O racismo é o motor do funcionamento pleno das instituições herdadas de um país escravista, de uma elite colonial e essas instituições seguem conferindo desvantagens e privilégios a partir da raça. (SANTANA; RIBEIRO, 2020, p. 17). O racismo fornece o sentido para que a desigualdade e a violência ganhem espaço; o  jogador  negro foi e é vítima de violência e, por muito tempo, se calou. Quantos Mineirinhos foram violentados e se calaram para que a invisibilidade desse lugar à visibilidade? Um ponto significativo dessa visibilidade no Brasil ocorreu em 2014, com o caso do goleiro Aranha. Ele sofreu insultos racistas de torcedores do Grêmio. A punição do clube gaúcho com a eliminação da Copa do Brasil foi uma medida rara. No entanto, desde então, punições severas como essa têm sido pouco frequentes.
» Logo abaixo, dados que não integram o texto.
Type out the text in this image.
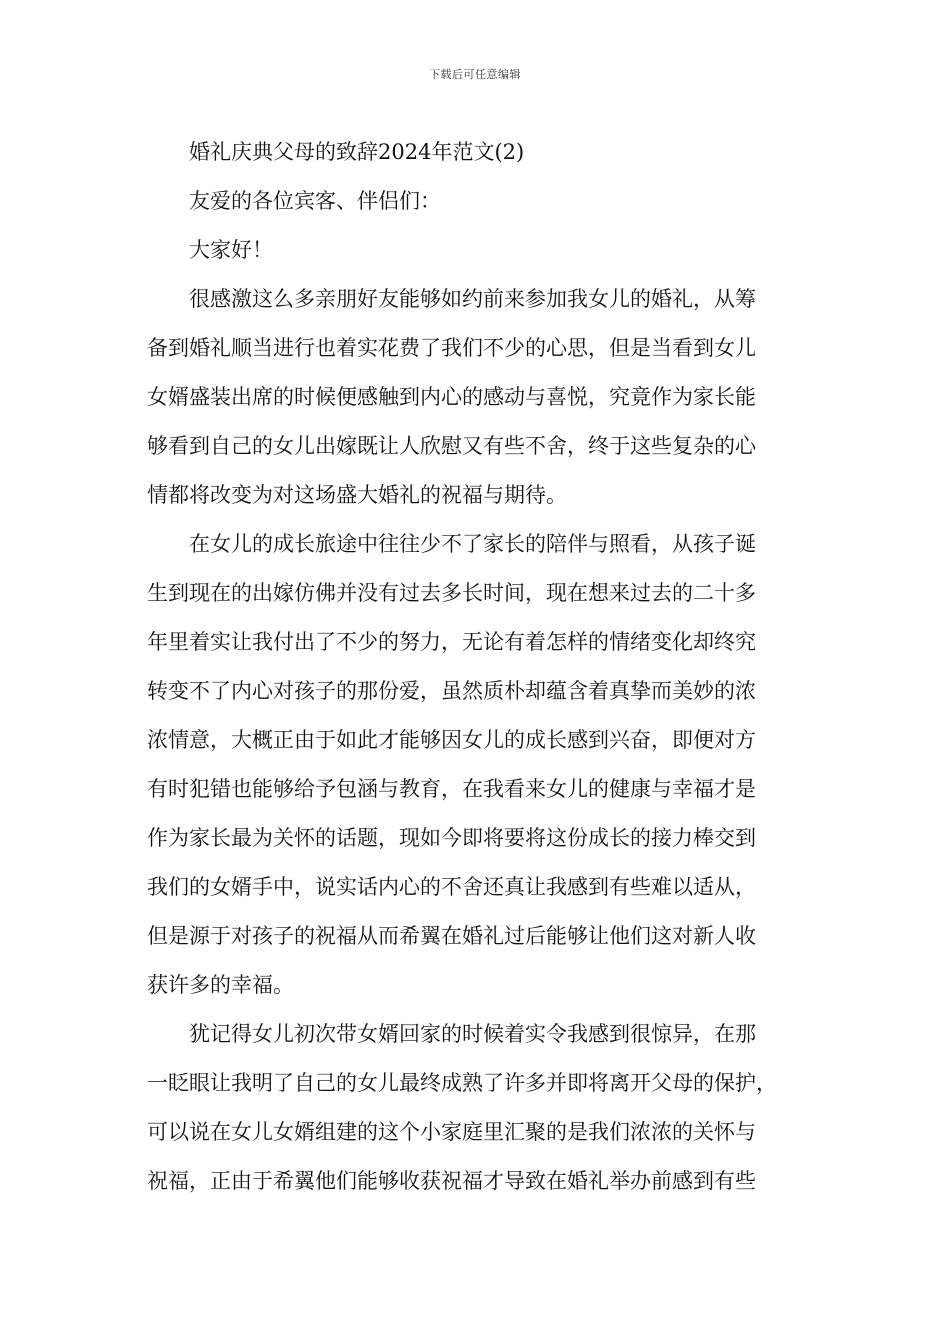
下载后可任意编辑
婚礼庆典父母的致辞2024年范文(2)
友爱的各位宾客、伴侣们：
大家好！
很感激这么多亲朋好友能够如约前来参加我女儿的婚礼，从筹
备到婚礼顺当进行也着实花费了我们不少的心思，但是当看到女儿
女婿盛装出席的时候便感触到内心的感动与喜悦，究竟作为家长能
够看到自己的女儿出嫁既让人欣慰又有些不舍，终于这些复杂的心
情都将改变为对这场盛大婚礼的祝福与期待。
在女儿的成长旅途中往往少不了家长的陪伴与照看，从孩子诞
生到现在的出嫁仿佛并没有过去多长时间，现在想来过去的二十多
年里着实让我付出了不少的努力，无论有着怎样的情绪变化却终究
转变不了内心对孩子的那份爱，虽然质朴却蕴含着真挚而美妙的浓
浓情意，大概正由于如此才能够因女儿的成长感到兴奋，即便对方
有时犯错也能够给予包涵与教育，在我看来女儿的健康与幸福才是
作为家长最为关怀的话题，现如今即将要将这份成长的接力棒交到
我们的女婿手中，说实话内心的不舍还真让我感到有些难以适从，
但是源于对孩子的祝福从而希翼在婚礼过后能够让他们这对新人收
获许多的幸福。
犹记得女儿初次带女婿回家的时候着实令我感到很惊异，在那
一眨眼让我明了自己的女儿最终成熟了许多并即将离开父母的保护，
可以说在女儿女婿组建的这个小家庭里汇聚的是我们浓浓的关怀与
祝福，正由于希翼他们能够收获祝福才导致在婚礼举办前感到有些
Além disso, Aranha também relatou que suas oportunidades de emprego diminuíram após o incidente. Dessa forma, constata-se as consequências que a denúncia do racismo pode impor sobre os atletas, aumentando o medo de posicionarem-se contra as agressões.

O Brasil tem feito avanços significativos no combate ao racismo nos últimos anos. Em janeiro de 2023, o presidente Lula sancionou uma lei que equipara o crime de injúria ao racismo, tornando-o inafiançável e imprescritível. Além disso, a nova lei estabelece penas mais severas para delitos ocorridos em eventos esportivos e culturais no país.

No âmbito esportivo, a Confederação Brasileira de Futebol (CBF) demonstrou determinação em combater as ofensas racistas no futebol. Sendo pioneira mundialmente nesse aspecto, a CBF implementou uma medida inédita na Copa do Brasil, iniciada em fevereiro de 2023. O novo Regulamento Geral de Competições considera qualquer infração discriminatória de extrema gravidade. Sendo a punição aplicada administrativamente pela entidade.

Segundo um levantamento do Observatório da Discriminação Racial do Futebol, em 2021 foram registradas 64 situações de racismo. Já em 2022, foram comprovadas 90 situações – um aumento de 40%. A alta se dá, em parte, porque os atletas têm tomado consciência da necessidade de se fazer denúncias contra as ofensas. “O jogador de futebol compreendeu que aquilo que acontece em campo, que ele dizia que deveria morrer em campo, ele já entende que isso é crime, que o racismo é crime, não pode morrer em campo e precisa ser denunciado”, diz Marcelo Carvalho, diretor-executivo do Observatório.

Infelizmente ainda é comum na América do Sul jogadores negros de times brasileiros serem violentados com palavras e gestos racistas. Em abril de 2024 o time argentino Boca Juniors sofreu uma série de punições por conta de atos de racismo em uma partida contra o Palmeiras na semifinal da Libertadores, em La Bombonera, em outubro de 2023. Via redes sociais, o clube argentino divulgou as sanções impostas pela Conmebol. Em agosto de 2024 foi punido novamente por gestos racistas de alguns torcedores na partida contra o Cruzeiro, em La Bombonera, em Buenos Aires, pelo jogo de ida das oitavas de final da Copa Sul-Americana. A Comissão Disciplinar da Conmebol impôs uma multa de US$ 50.000 pela infração ao artigo 15.2 do Código Disciplinar da Conmebol, em concordância com os artículos 15.4 e 27 do mesmo corpo legal. O valor dessa multa seria automaticamente debitado da quantia relativa aos direitos de transmissão e patrocínio.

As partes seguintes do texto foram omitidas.